Clark said the government is determined to ensure that all participants in the building industry abide by the rule of law and the same standards of behaviour that apply to everyone else.
“Unlawful blockades, intimidation and harassment should have no place in any Victorian workplace,” he said.
However, Clark had to defend the investigation against questions about its likely impact, given the CCCU investigation will have no powers to compel witnesses and no real investigatory powers.
“Like all investigations, the Compliance Unit will be relying on people who are willing to come forward and provide information to the unit,” he said.
Clark said the Australian Building and Construction Commissioner, “when it was at its full strength”, had very good co-operation from industry players.
The Victorian Employers’ Chamber of Commerce and Industry has welcomed the enquiry and said the Grocon blockades highlighted the need for action.
Richard Clancy, executive director of industry policy at VECCI, called on the Federal Government to restore the office of the ABCC with a full suite of powers and to legislate so there is the power to fully prosecute parties who do not comply with the law and impose significant, effective penalties.
“The ABCC had proven to be a highly effective regulator that was driving cultural change and VECCI vehemently opposed the dismantling of the ABCC,” said Clancy.
He said Victoria needs projects delivered on time and on budget in compliance with the law.
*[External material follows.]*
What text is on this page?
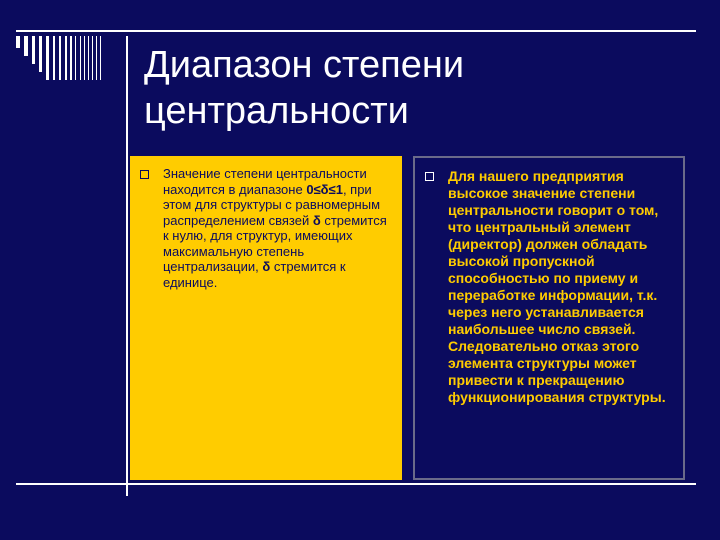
Диапазон степени центральности
Значение степени центральности находится в диапазоне 0≤δ≤1, при этом для структуры с равномерным распределением связей δ стремится к нулю, для структур, имеющих максимальную степень централизации, δ стремится к единице.
Для нашего предприятия высокое значение степени центральности говорит о том, что центральный элемент (директор) должен обладать высокой пропускной способностью по приему и переработке информации, т.к. через него устанавливается наибольшее число связей. Следовательно отказ этого элемента структуры может привести к прекращению функционирования структуры.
“We know the costs of construction in Victoria are far greater than other states and by international standards,” Clancy said.
“Victoria cannot afford the economic and reputational damage that results from thuggish and unlawful behaviour.
“It is impacting on Victoria’s reputation as a place in which to build things and do business.”
The CCCU is to provide its interim report by October 15 this year and its final report by March 31 next year.